What a doctor wants parents to know:
Vaping is not as safe as people thought it was, said Dr. Humberto Choi, a pulmonologist and critical care specialist at the Cleveland Clinic. Choi has treated several of the vaping-related illnesses and has recently been inundated by calls from parents worried their children are exhibiting worrisome symptoms.
“The best advice I could give to anyone is to stop vaping all together,” Choi said.
“We’re seeing young people with no other medical problems who come with coughing and shortness of breath, and when we do an X-ray and CT scan, we see signs of inflammation in both lungs.”
Some have been sick enough to be put on oxygen. Some require a ventilator.
In the past, such cases would have been diagnosed as possible bronchitis or pneumonia, but they’re now being evaluated for suspected vaping-related lung disease. The illness is challenging to diagnose so doctors basically have to exclude other causes like infection, Choi said.
Part of the spike in possible cases is heightened awareness, and part of it is that more people are vaping, he added.
Because the e-liquids can contain oils, there’s concern about the potential for lipoid pneumonia — an inflammation of the lungs caused by oils — but that’s not the pattern Choi has seen at the Cleveland Clinic.
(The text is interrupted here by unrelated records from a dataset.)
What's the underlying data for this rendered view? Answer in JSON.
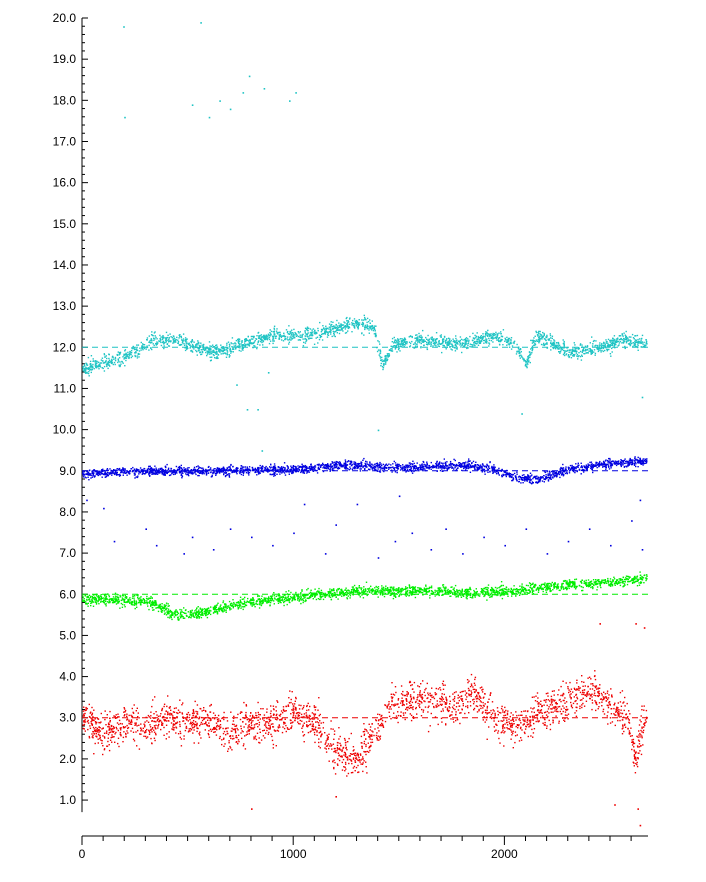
{
  "chart_data": {
    "type": "scatter",
    "title": "",
    "xlabel": "",
    "ylabel": "",
    "xlim": [
      0,
      2680
    ],
    "ylim": [
      0.2,
      20.0
    ],
    "y_ticks": [
      "1.0",
      "2.0",
      "3.0",
      "4.0",
      "5.0",
      "6.0",
      "7.0",
      "8.0",
      "9.0",
      "10.0",
      "11.0",
      "12.0",
      "13.0",
      "14.0",
      "15.0",
      "16.0",
      "17.0",
      "18.0",
      "19.0",
      "20.0"
    ],
    "x_ticks": [
      "0",
      "1000",
      "2000"
    ],
    "x_tick_values": [
      0,
      1000,
      2000
    ],
    "x_minor_step": 100,
    "y_minor_step": 0.2,
    "grid": false,
    "legend": "none",
    "series": [
      {
        "color": "#1fc4c4",
        "reference": 12.0,
        "trend": [
          [
            0,
            11.5
          ],
          [
            150,
            11.7
          ],
          [
            250,
            11.9
          ],
          [
            330,
            12.2
          ],
          [
            450,
            12.2
          ],
          [
            550,
            12.0
          ],
          [
            650,
            11.9
          ],
          [
            750,
            12.1
          ],
          [
            900,
            12.3
          ],
          [
            1050,
            12.3
          ],
          [
            1150,
            12.4
          ],
          [
            1280,
            12.6
          ],
          [
            1380,
            12.5
          ],
          [
            1420,
            11.6
          ],
          [
            1480,
            12.1
          ],
          [
            1600,
            12.2
          ],
          [
            1800,
            12.1
          ],
          [
            1950,
            12.3
          ],
          [
            2050,
            12.1
          ],
          [
            2100,
            11.6
          ],
          [
            2150,
            12.3
          ],
          [
            2300,
            11.9
          ],
          [
            2450,
            12.0
          ],
          [
            2550,
            12.2
          ],
          [
            2680,
            12.1
          ]
        ],
        "spread": 0.17,
        "outliers": [
          [
            195,
            19.8
          ],
          [
            200,
            17.6
          ],
          [
            560,
            19.9
          ],
          [
            520,
            17.9
          ],
          [
            600,
            17.6
          ],
          [
            650,
            18.0
          ],
          [
            700,
            17.8
          ],
          [
            760,
            18.2
          ],
          [
            790,
            18.6
          ],
          [
            860,
            18.3
          ],
          [
            980,
            18.0
          ],
          [
            1010,
            18.2
          ],
          [
            730,
            11.1
          ],
          [
            780,
            10.5
          ],
          [
            830,
            10.5
          ],
          [
            880,
            11.4
          ],
          [
            1400,
            10.0
          ],
          [
            2080,
            10.4
          ],
          [
            2650,
            10.8
          ],
          [
            850,
            9.5
          ]
        ]
      },
      {
        "color": "#0000e0",
        "reference": 9.0,
        "trend": [
          [
            0,
            8.95
          ],
          [
            300,
            9.0
          ],
          [
            500,
            9.0
          ],
          [
            1000,
            9.05
          ],
          [
            1200,
            9.15
          ],
          [
            1500,
            9.1
          ],
          [
            1800,
            9.15
          ],
          [
            1950,
            9.05
          ],
          [
            2050,
            8.85
          ],
          [
            2150,
            8.8
          ],
          [
            2300,
            9.05
          ],
          [
            2500,
            9.2
          ],
          [
            2680,
            9.25
          ]
        ],
        "spread": 0.11,
        "outliers": [
          [
            20,
            8.3
          ],
          [
            100,
            8.1
          ],
          [
            150,
            7.3
          ],
          [
            300,
            7.6
          ],
          [
            350,
            7.2
          ],
          [
            480,
            7.0
          ],
          [
            520,
            7.4
          ],
          [
            620,
            7.1
          ],
          [
            700,
            7.6
          ],
          [
            800,
            7.4
          ],
          [
            900,
            7.2
          ],
          [
            1000,
            7.5
          ],
          [
            1150,
            7.0
          ],
          [
            1200,
            7.7
          ],
          [
            1300,
            8.2
          ],
          [
            1400,
            6.9
          ],
          [
            1480,
            7.3
          ],
          [
            1560,
            7.5
          ],
          [
            1650,
            7.1
          ],
          [
            1720,
            7.6
          ],
          [
            1800,
            7.0
          ],
          [
            1900,
            7.4
          ],
          [
            2000,
            7.2
          ],
          [
            2100,
            7.6
          ],
          [
            2200,
            7.0
          ],
          [
            2300,
            7.3
          ],
          [
            2400,
            7.6
          ],
          [
            2500,
            7.2
          ],
          [
            2600,
            7.8
          ],
          [
            2640,
            8.3
          ],
          [
            2650,
            7.1
          ],
          [
            1500,
            8.4
          ],
          [
            1050,
            8.2
          ]
        ]
      },
      {
        "color": "#00ee00",
        "reference": 6.0,
        "trend": [
          [
            0,
            5.9
          ],
          [
            300,
            5.85
          ],
          [
            450,
            5.5
          ],
          [
            550,
            5.55
          ],
          [
            750,
            5.8
          ],
          [
            1000,
            5.95
          ],
          [
            1300,
            6.1
          ],
          [
            1600,
            6.1
          ],
          [
            1850,
            6.05
          ],
          [
            2050,
            6.1
          ],
          [
            2300,
            6.25
          ],
          [
            2500,
            6.3
          ],
          [
            2680,
            6.4
          ]
        ],
        "spread": 0.13,
        "outliers": []
      },
      {
        "color": "#ee0000",
        "reference": 3.0,
        "trend": [
          [
            0,
            3.0
          ],
          [
            100,
            2.6
          ],
          [
            200,
            2.9
          ],
          [
            300,
            2.8
          ],
          [
            400,
            3.0
          ],
          [
            500,
            2.9
          ],
          [
            600,
            3.0
          ],
          [
            700,
            2.6
          ],
          [
            800,
            2.9
          ],
          [
            900,
            2.9
          ],
          [
            1000,
            3.2
          ],
          [
            1100,
            2.9
          ],
          [
            1200,
            2.2
          ],
          [
            1300,
            2.0
          ],
          [
            1400,
            2.8
          ],
          [
            1460,
            3.3
          ],
          [
            1600,
            3.5
          ],
          [
            1750,
            3.3
          ],
          [
            1850,
            3.6
          ],
          [
            1950,
            3.0
          ],
          [
            2050,
            2.8
          ],
          [
            2150,
            3.1
          ],
          [
            2250,
            3.3
          ],
          [
            2400,
            3.7
          ],
          [
            2500,
            3.3
          ],
          [
            2580,
            3.0
          ],
          [
            2620,
            2.0
          ],
          [
            2660,
            3.0
          ],
          [
            2680,
            3.0
          ]
        ],
        "spread": 0.45,
        "outliers": [
          [
            2630,
            0.8
          ],
          [
            2640,
            0.4
          ],
          [
            2520,
            0.9
          ],
          [
            2620,
            5.3
          ],
          [
            2450,
            5.3
          ],
          [
            800,
            0.8
          ],
          [
            1200,
            1.1
          ],
          [
            2660,
            5.2
          ]
        ]
      }
    ]
  }
}
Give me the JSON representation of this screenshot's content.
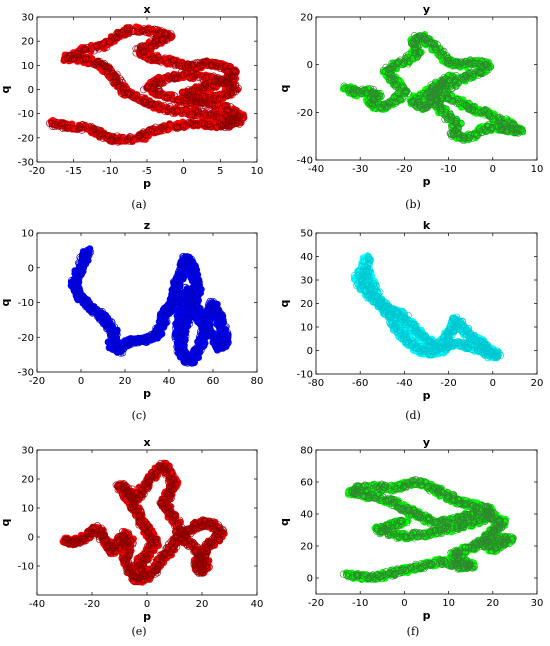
{
  "panel_labels": [
    "(a)",
    "(b)",
    "(c)",
    "(d)",
    "(e)",
    "(f)"
  ],
  "chart_data": [
    {
      "type": "scatter",
      "title": "x",
      "xlabel": "p",
      "ylabel": "q",
      "xlim": [
        -20,
        10
      ],
      "ylim": [
        -30,
        30
      ],
      "xticks": [
        -20,
        -15,
        -10,
        -5,
        0,
        5,
        10
      ],
      "yticks": [
        -30,
        -20,
        -10,
        0,
        10,
        20,
        30
      ],
      "grid": false,
      "marker": "open-circle",
      "color": "#ff0000",
      "edge_color": "#8b0000",
      "halo_color": "#ffc0ff",
      "trajectory": [
        [
          -18,
          -14
        ],
        [
          -16,
          -15
        ],
        [
          -13,
          -16
        ],
        [
          -11,
          -19
        ],
        [
          -9,
          -21
        ],
        [
          -6,
          -20
        ],
        [
          -4,
          -17
        ],
        [
          -1,
          -15
        ],
        [
          2,
          -14
        ],
        [
          5,
          -15
        ],
        [
          7,
          -13
        ],
        [
          5,
          -11
        ],
        [
          2,
          -10
        ],
        [
          -1,
          -9
        ],
        [
          -4,
          -7
        ],
        [
          -6,
          -4
        ],
        [
          -8,
          -1
        ],
        [
          -9,
          3
        ],
        [
          -10,
          7
        ],
        [
          -11,
          10
        ],
        [
          -13,
          12
        ],
        [
          -16,
          13
        ],
        [
          -14,
          16
        ],
        [
          -11,
          18
        ],
        [
          -9,
          22
        ],
        [
          -7,
          25
        ],
        [
          -4,
          24
        ],
        [
          -2,
          22
        ],
        [
          -4,
          19
        ],
        [
          -6,
          16
        ],
        [
          -4,
          13
        ],
        [
          -1,
          11
        ],
        [
          1,
          9
        ],
        [
          3,
          11
        ],
        [
          5,
          10
        ],
        [
          7,
          7
        ],
        [
          6,
          4
        ],
        [
          4,
          2
        ],
        [
          2,
          0
        ],
        [
          0,
          -2
        ],
        [
          2,
          -4
        ],
        [
          5,
          -3
        ],
        [
          7,
          0
        ],
        [
          6,
          3
        ],
        [
          3,
          5
        ],
        [
          0,
          6
        ],
        [
          -3,
          4
        ],
        [
          -5,
          1
        ],
        [
          -3,
          -2
        ],
        [
          0,
          -5
        ],
        [
          3,
          -6
        ],
        [
          6,
          -8
        ],
        [
          8,
          -12
        ],
        [
          6,
          -15
        ]
      ]
    },
    {
      "type": "scatter",
      "title": "y",
      "xlabel": "p",
      "ylabel": "q",
      "xlim": [
        -40,
        10
      ],
      "ylim": [
        -40,
        20
      ],
      "xticks": [
        -40,
        -30,
        -20,
        -10,
        0,
        10
      ],
      "yticks": [
        -40,
        -20,
        0,
        20
      ],
      "grid": false,
      "marker": "open-circle",
      "color": "#00ff00",
      "edge_color": "#2e8b2e",
      "halo_color": "#ffffff",
      "trajectory": [
        [
          -33,
          -10
        ],
        [
          -31,
          -12
        ],
        [
          -28,
          -11
        ],
        [
          -26,
          -13
        ],
        [
          -28,
          -16
        ],
        [
          -25,
          -18
        ],
        [
          -22,
          -15
        ],
        [
          -20,
          -11
        ],
        [
          -22,
          -7
        ],
        [
          -24,
          -3
        ],
        [
          -22,
          0
        ],
        [
          -19,
          2
        ],
        [
          -17,
          6
        ],
        [
          -18,
          10
        ],
        [
          -16,
          12
        ],
        [
          -14,
          9
        ],
        [
          -12,
          5
        ],
        [
          -10,
          1
        ],
        [
          -7,
          0
        ],
        [
          -4,
          1
        ],
        [
          -1,
          0
        ],
        [
          -3,
          -3
        ],
        [
          -6,
          -5
        ],
        [
          -9,
          -8
        ],
        [
          -12,
          -11
        ],
        [
          -14,
          -14
        ],
        [
          -12,
          -18
        ],
        [
          -10,
          -22
        ],
        [
          -8,
          -25
        ],
        [
          -9,
          -29
        ],
        [
          -6,
          -31
        ],
        [
          -3,
          -28
        ],
        [
          0,
          -26
        ],
        [
          3,
          -27
        ],
        [
          6,
          -28
        ],
        [
          4,
          -25
        ],
        [
          1,
          -23
        ],
        [
          -2,
          -20
        ],
        [
          -5,
          -18
        ],
        [
          -8,
          -15
        ],
        [
          -11,
          -13
        ],
        [
          -14,
          -16
        ],
        [
          -16,
          -18
        ],
        [
          -18,
          -15
        ],
        [
          -15,
          -12
        ],
        [
          -13,
          -9
        ],
        [
          -11,
          -7
        ],
        [
          -9,
          -5
        ]
      ]
    },
    {
      "type": "scatter",
      "title": "z",
      "xlabel": "p",
      "ylabel": "q",
      "xlim": [
        -20,
        80
      ],
      "ylim": [
        -30,
        10
      ],
      "xticks": [
        -20,
        0,
        20,
        40,
        60,
        80
      ],
      "yticks": [
        -30,
        -20,
        -10,
        0,
        10
      ],
      "grid": false,
      "marker": "open-circle",
      "color": "#0000ff",
      "edge_color": "#0000cd",
      "halo_color": "#ffffff",
      "trajectory": [
        [
          3,
          5
        ],
        [
          1,
          2
        ],
        [
          -1,
          -1
        ],
        [
          -3,
          -5
        ],
        [
          -1,
          -8
        ],
        [
          2,
          -10
        ],
        [
          5,
          -12
        ],
        [
          8,
          -13
        ],
        [
          11,
          -15
        ],
        [
          13,
          -17
        ],
        [
          15,
          -19
        ],
        [
          14,
          -22
        ],
        [
          17,
          -24
        ],
        [
          20,
          -22
        ],
        [
          24,
          -21
        ],
        [
          28,
          -21
        ],
        [
          32,
          -20
        ],
        [
          35,
          -19
        ],
        [
          37,
          -16
        ],
        [
          38,
          -13
        ],
        [
          40,
          -12
        ],
        [
          42,
          -10
        ],
        [
          43,
          -7
        ],
        [
          44,
          -4
        ],
        [
          46,
          -2
        ],
        [
          47,
          1
        ],
        [
          48,
          3
        ],
        [
          50,
          1
        ],
        [
          52,
          -3
        ],
        [
          53,
          -7
        ],
        [
          50,
          -11
        ],
        [
          48,
          -15
        ],
        [
          46,
          -19
        ],
        [
          45,
          -23
        ],
        [
          47,
          -26
        ],
        [
          50,
          -27
        ],
        [
          53,
          -24
        ],
        [
          55,
          -21
        ],
        [
          57,
          -17
        ],
        [
          58,
          -13
        ],
        [
          60,
          -10
        ],
        [
          62,
          -13
        ],
        [
          64,
          -17
        ],
        [
          66,
          -21
        ],
        [
          63,
          -23
        ],
        [
          60,
          -20
        ],
        [
          56,
          -17
        ],
        [
          53,
          -13
        ],
        [
          51,
          -9
        ],
        [
          49,
          -6
        ],
        [
          47,
          -10
        ],
        [
          45,
          -15
        ],
        [
          44,
          -20
        ]
      ]
    },
    {
      "type": "scatter",
      "title": "k",
      "xlabel": "p",
      "ylabel": "q",
      "xlim": [
        -80,
        20
      ],
      "ylim": [
        -10,
        50
      ],
      "xticks": [
        -80,
        -60,
        -40,
        -20,
        0,
        20
      ],
      "yticks": [
        -10,
        0,
        10,
        20,
        30,
        40,
        50
      ],
      "grid": false,
      "marker": "open-circle",
      "color": "#00ffff",
      "edge_color": "#00c8d2",
      "halo_color": "#ffffff",
      "trajectory": [
        [
          -57,
          40
        ],
        [
          -58,
          35
        ],
        [
          -61,
          31
        ],
        [
          -59,
          27
        ],
        [
          -56,
          24
        ],
        [
          -53,
          21
        ],
        [
          -50,
          19
        ],
        [
          -46,
          17
        ],
        [
          -43,
          16
        ],
        [
          -40,
          14
        ],
        [
          -37,
          11
        ],
        [
          -34,
          8
        ],
        [
          -31,
          5
        ],
        [
          -28,
          3
        ],
        [
          -25,
          2
        ],
        [
          -22,
          4
        ],
        [
          -20,
          7
        ],
        [
          -18,
          10
        ],
        [
          -17,
          13
        ],
        [
          -15,
          11
        ],
        [
          -12,
          8
        ],
        [
          -9,
          5
        ],
        [
          -6,
          4
        ],
        [
          -4,
          2
        ],
        [
          -2,
          0
        ],
        [
          0,
          -1
        ],
        [
          2,
          -2
        ],
        [
          -1,
          -2
        ],
        [
          -4,
          0
        ],
        [
          -8,
          1
        ],
        [
          -12,
          2
        ],
        [
          -16,
          3
        ],
        [
          -20,
          2
        ],
        [
          -24,
          0
        ],
        [
          -28,
          -1
        ],
        [
          -32,
          0
        ],
        [
          -36,
          2
        ],
        [
          -39,
          5
        ],
        [
          -42,
          8
        ],
        [
          -44,
          11
        ],
        [
          -46,
          14
        ],
        [
          -48,
          17
        ],
        [
          -51,
          21
        ],
        [
          -54,
          26
        ],
        [
          -56,
          30
        ],
        [
          -57,
          34
        ]
      ]
    },
    {
      "type": "scatter",
      "title": "x",
      "xlabel": "p",
      "ylabel": "q",
      "xlim": [
        -40,
        40
      ],
      "ylim": [
        -20,
        30
      ],
      "xticks": [
        -40,
        -20,
        0,
        20,
        40
      ],
      "yticks": [
        -10,
        0,
        10,
        20,
        30
      ],
      "grid": false,
      "marker": "open-circle",
      "color": "#ff0000",
      "edge_color": "#8b0000",
      "halo_color": "#ffc0ff",
      "trajectory": [
        [
          -30,
          -1
        ],
        [
          -27,
          -2
        ],
        [
          -24,
          -1
        ],
        [
          -21,
          1
        ],
        [
          -18,
          3
        ],
        [
          -16,
          0
        ],
        [
          -14,
          -3
        ],
        [
          -12,
          -5
        ],
        [
          -10,
          -2
        ],
        [
          -8,
          1
        ],
        [
          -6,
          -2
        ],
        [
          -8,
          -6
        ],
        [
          -7,
          -10
        ],
        [
          -5,
          -13
        ],
        [
          -3,
          -15
        ],
        [
          0,
          -14
        ],
        [
          3,
          -11
        ],
        [
          5,
          -8
        ],
        [
          8,
          -5
        ],
        [
          10,
          -2
        ],
        [
          12,
          1
        ],
        [
          15,
          2
        ],
        [
          18,
          4
        ],
        [
          21,
          5
        ],
        [
          24,
          4
        ],
        [
          27,
          2
        ],
        [
          25,
          -1
        ],
        [
          22,
          -3
        ],
        [
          20,
          -6
        ],
        [
          18,
          -9
        ],
        [
          20,
          -12
        ],
        [
          22,
          -9
        ],
        [
          19,
          -5
        ],
        [
          15,
          -2
        ],
        [
          12,
          2
        ],
        [
          10,
          6
        ],
        [
          8,
          9
        ],
        [
          6,
          12
        ],
        [
          8,
          15
        ],
        [
          10,
          18
        ],
        [
          8,
          22
        ],
        [
          6,
          25
        ],
        [
          3,
          22
        ],
        [
          0,
          19
        ],
        [
          -2,
          16
        ],
        [
          -4,
          13
        ],
        [
          -7,
          16
        ],
        [
          -10,
          18
        ],
        [
          -8,
          15
        ],
        [
          -5,
          11
        ],
        [
          -3,
          8
        ],
        [
          -1,
          4
        ],
        [
          1,
          1
        ],
        [
          3,
          -2
        ],
        [
          0,
          -6
        ],
        [
          -3,
          -9
        ],
        [
          -1,
          -12
        ]
      ]
    },
    {
      "type": "scatter",
      "title": "y",
      "xlabel": "p",
      "ylabel": "q",
      "xlim": [
        -20,
        30
      ],
      "ylim": [
        -10,
        80
      ],
      "xticks": [
        -20,
        -10,
        0,
        10,
        20,
        30
      ],
      "yticks": [
        0,
        20,
        40,
        60,
        80
      ],
      "grid": false,
      "marker": "open-circle",
      "color": "#00ff00",
      "edge_color": "#2e8b2e",
      "halo_color": "#ffffff",
      "trajectory": [
        [
          -13,
          2
        ],
        [
          -10,
          1
        ],
        [
          -7,
          0
        ],
        [
          -4,
          2
        ],
        [
          -1,
          4
        ],
        [
          2,
          6
        ],
        [
          5,
          8
        ],
        [
          8,
          10
        ],
        [
          11,
          9
        ],
        [
          13,
          7
        ],
        [
          15,
          8
        ],
        [
          13,
          11
        ],
        [
          11,
          14
        ],
        [
          13,
          17
        ],
        [
          16,
          20
        ],
        [
          18,
          23
        ],
        [
          21,
          25
        ],
        [
          24,
          24
        ],
        [
          22,
          21
        ],
        [
          20,
          18
        ],
        [
          18,
          22
        ],
        [
          19,
          27
        ],
        [
          21,
          31
        ],
        [
          22,
          35
        ],
        [
          20,
          38
        ],
        [
          17,
          40
        ],
        [
          14,
          39
        ],
        [
          11,
          36
        ],
        [
          8,
          34
        ],
        [
          5,
          37
        ],
        [
          3,
          40
        ],
        [
          1,
          42
        ],
        [
          -1,
          45
        ],
        [
          -3,
          48
        ],
        [
          -6,
          50
        ],
        [
          -9,
          52
        ],
        [
          -12,
          54
        ],
        [
          -10,
          56
        ],
        [
          -6,
          57
        ],
        [
          -3,
          56
        ],
        [
          0,
          58
        ],
        [
          3,
          60
        ],
        [
          6,
          57
        ],
        [
          8,
          54
        ],
        [
          10,
          51
        ],
        [
          12,
          48
        ],
        [
          15,
          46
        ],
        [
          18,
          44
        ],
        [
          20,
          41
        ],
        [
          18,
          37
        ],
        [
          15,
          34
        ],
        [
          12,
          32
        ],
        [
          9,
          30
        ],
        [
          6,
          28
        ],
        [
          3,
          27
        ],
        [
          0,
          26
        ],
        [
          -3,
          28
        ],
        [
          -6,
          30
        ],
        [
          -3,
          33
        ],
        [
          0,
          35
        ]
      ]
    }
  ]
}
Nor are black-market products necessarily to blame: Some of Choi’s patients have only used a regular branded vaping device, not something tainted or bought on the street.
The CDC is still looking for a common pattern or substance that could explain the crisis, but for now, the only common pattern is the act of vaping, Choi noted.
Any new respiratory symptom should be reason for concern, including:
- shortness of breath
- chest tightness
- general symptoms like extreme fatigue or fever are also warning signs.
“If someone is vaping and has these symptoms, they should probably be seen,” Choi said.
“Most of the symptoms, when they’re mild, probably can be seen in the office. When they’re severe or showing up very fast, they should be seen in the ER, especially shortness of breath and chest tightness.”